Volatile substances like nail polish remover or hand sanitizer evaporate and burn faster. These volatile substances have flash points lower than 100°F. The difference is the temperature or conditions needed for these substances to catch fire, as most combustible liquids need the help of direct flame or higher temperatures. At the same time, you can't keep some flammable substances within 20 meters of an open flame.

How To Put Out A Honey Fire

Firstly, if you're working with flame and honey, especially if you're testing purity, here are a few things you should keep in mind. First, you should make sure the area around you is well-ventilated. Second, always have a fire extinguisher on hand, just in case.

If you mistakenly start a fire, ensure you put it out as quickly as possible, especially with store-bought honey. These packaged kinds of honey usually contain other combustible materials that reduce the honey's flash point and make it ignite at lower temperatures.

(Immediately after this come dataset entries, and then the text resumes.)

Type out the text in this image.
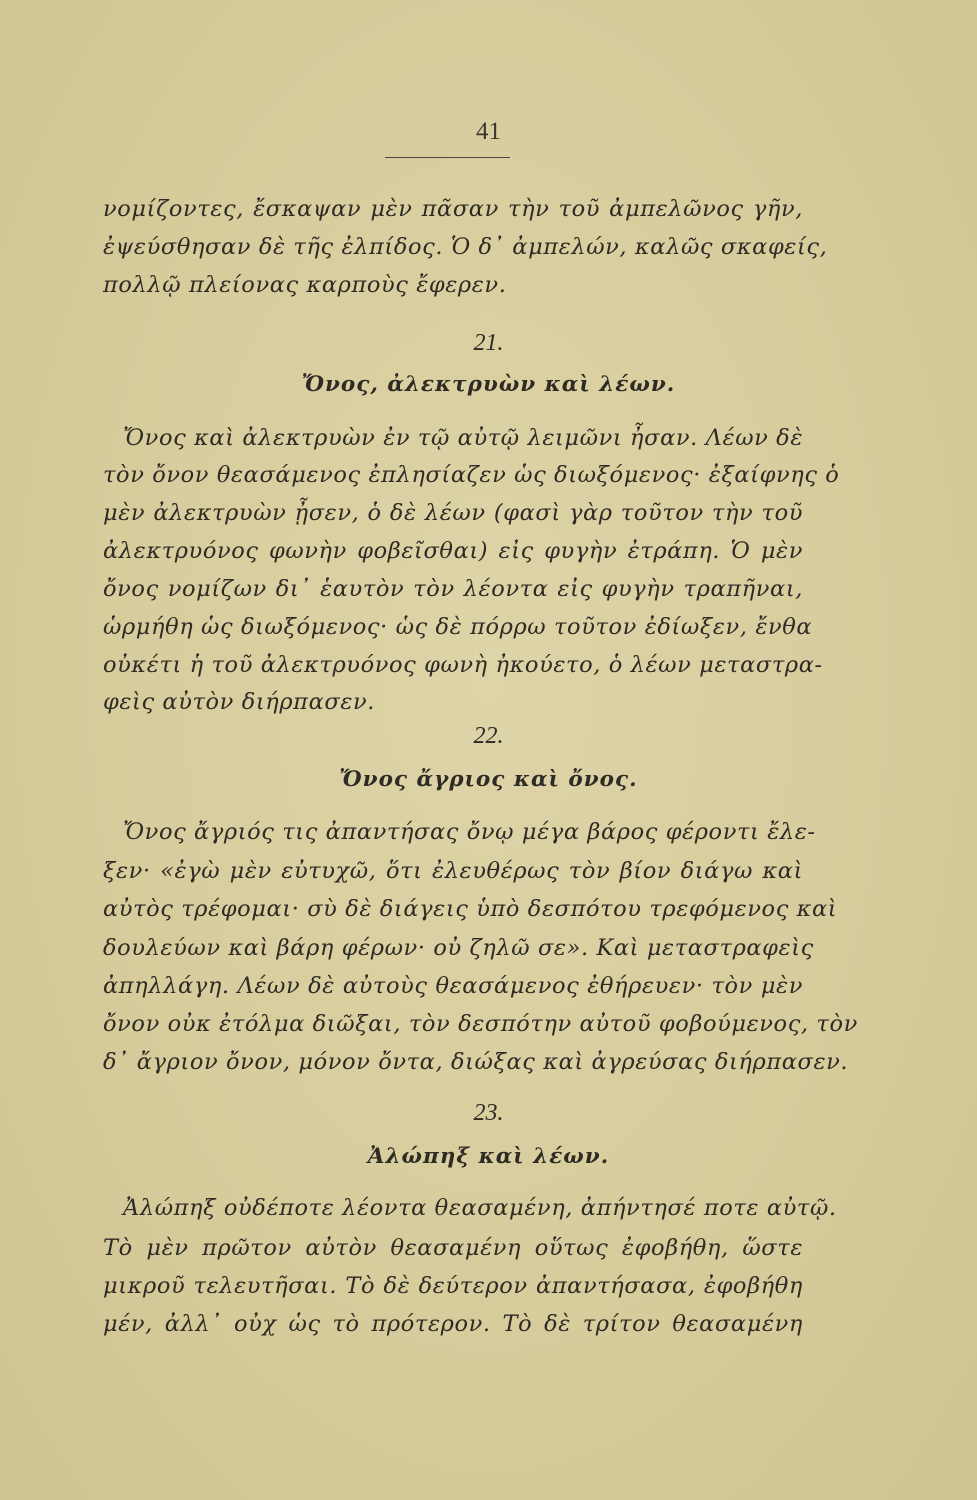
41
νομίζοντες, ἔσκαψαν μὲν πᾶσαν τὴν τοῦ ἀμπελῶνος γῆν,
ἐψεύσθησαν δὲ τῆς ἐλπίδος. Ὁ δ᾽ ἀμπελών, καλῶς σκαφείς,
πολλῷ πλείονας καρποὺς ἔφερεν.
21.
Ὄνος, ἀλεκτρυὼν καὶ λέων.
Ὄνος καὶ ἀλεκτρυὼν ἐν τῷ αὐτῷ λειμῶνι ἦσαν. Λέων δὲ
τὸν ὄνον θεασάμενος ἐπλησίαζεν ὡς διωξόμενος· ἐξαίφνης ὁ
μὲν ἀλεκτρυὼν ᾖσεν, ὁ δὲ λέων (φασὶ γὰρ τοῦτον τὴν τοῦ
ἀλεκτρυόνος φωνὴν φοβεῖσθαι) εἰς φυγὴν ἐτράπη. Ὁ μὲν
ὄνος νομίζων δι᾽ ἑαυτὸν τὸν λέοντα εἰς φυγὴν τραπῆναι,
ὡρμήθη ὡς διωξόμενος· ὡς δὲ πόρρω τοῦτον ἐδίωξεν, ἔνθα
οὐκέτι ἡ τοῦ ἀλεκτρυόνος φωνὴ ἠκούετο, ὁ λέων μεταστρα-
φεὶς αὐτὸν διήρπασεν.
22.
Ὄνος ἄγριος καὶ ὄνος.
Ὄνος ἄγριός τις ἀπαντήσας ὄνῳ μέγα βάρος φέροντι ἔλε-
ξεν· «ἐγὼ μὲν εὐτυχῶ, ὅτι ἐλευθέρως τὸν βίον διάγω καὶ
αὐτὸς τρέφομαι· σὺ δὲ διάγεις ὑπὸ δεσπότου τρεφόμενος καὶ
δουλεύων καὶ βάρη φέρων· οὐ ζηλῶ σε». Καὶ μεταστραφεὶς
ἀπηλλάγη. Λέων δὲ αὐτοὺς θεασάμενος ἐθήρευεν· τὸν μὲν
ὄνον οὐκ ἐτόλμα διῶξαι, τὸν δεσπότην αὐτοῦ φοβούμενος, τὸν
δ᾽ ἄγριον ὄνον, μόνον ὄντα, διώξας καὶ ἀγρεύσας διήρπασεν.
23.
Ἀλώπηξ καὶ λέων.
Ἀλώπηξ οὐδέποτε λέοντα θεασαμένη, ἀπήντησέ ποτε αὐτῷ.
Τὸ μὲν πρῶτον αὐτὸν θεασαμένη οὕτως ἐφοβήθη, ὥστε
μικροῦ τελευτῆσαι. Τὸ δὲ δεύτερον ἀπαντήσασα, ἐφοβήθη
μέν, ἀλλ᾽ οὐχ ὡς τὸ πρότερον. Τὸ δὲ τρίτον θεασαμένη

Due to the low moisture content of pure honey, it'll burn slowly and keep burning even when you think you've put it out. Ensure you use extinguishing agents like powder, dry chemicals, sand, chemical foam, or carbon dioxide to extinguish the fire. If the fire gets out of control, contact the fire department immediately.

How Often Can Honey Catch Fire?

Honey only catches fire occasionally. Honey is not volatile, so it doesn't vaporize at high temperatures quickly. This reduces the chances of it catching fire spontaneously or self-igniting. But, of course, this doesn't mean that you should go around setting fire to things covered in honey.

It's still combustible and should be treated with caution. If you're working with honey near open flames, take precautions and always have a fire extinguisher on hand, just in case.

How Flammable Is Honey

Safety Precautions For Handling Honey

Take these steps to ensure your safety as well as anyone else working with honey.

Store Your Honey Properly 

Keep your honey in closed containers, especially when not in use. Hiding honey from your kids is a little tricky, especially when they have a sweet tooth. Honey is harmless, but ensure you supervise its use to prevent dangerous experiments from your kids. 

Keep Your Honey Away From Open Flames Or Fire

Your honey won't auto-ignite, but it'll burn and keep burning with a dull flame that's hard to put out. To prevent accidents like this, keep your honey away from heat sources like acids, other combustible materials, open flames, and sparks. You could still use it for baking, though.

Don't Mix Your Honey 

Some honey has higher sugar content than others, and some have combustible materials. The combustibility of honey differs from manufacturer to manufacturer, so combining two different products might not change the taste or quality but produce more combustible honey. 

Final Thoughts

So, is honey flammable? The answer is no – it is combustible. But if you're looking for a way to set fire to something using honey, it won't be easy. Even if you manage to get the honey hot enough to catch fire, the flames will be brief and not very impressive.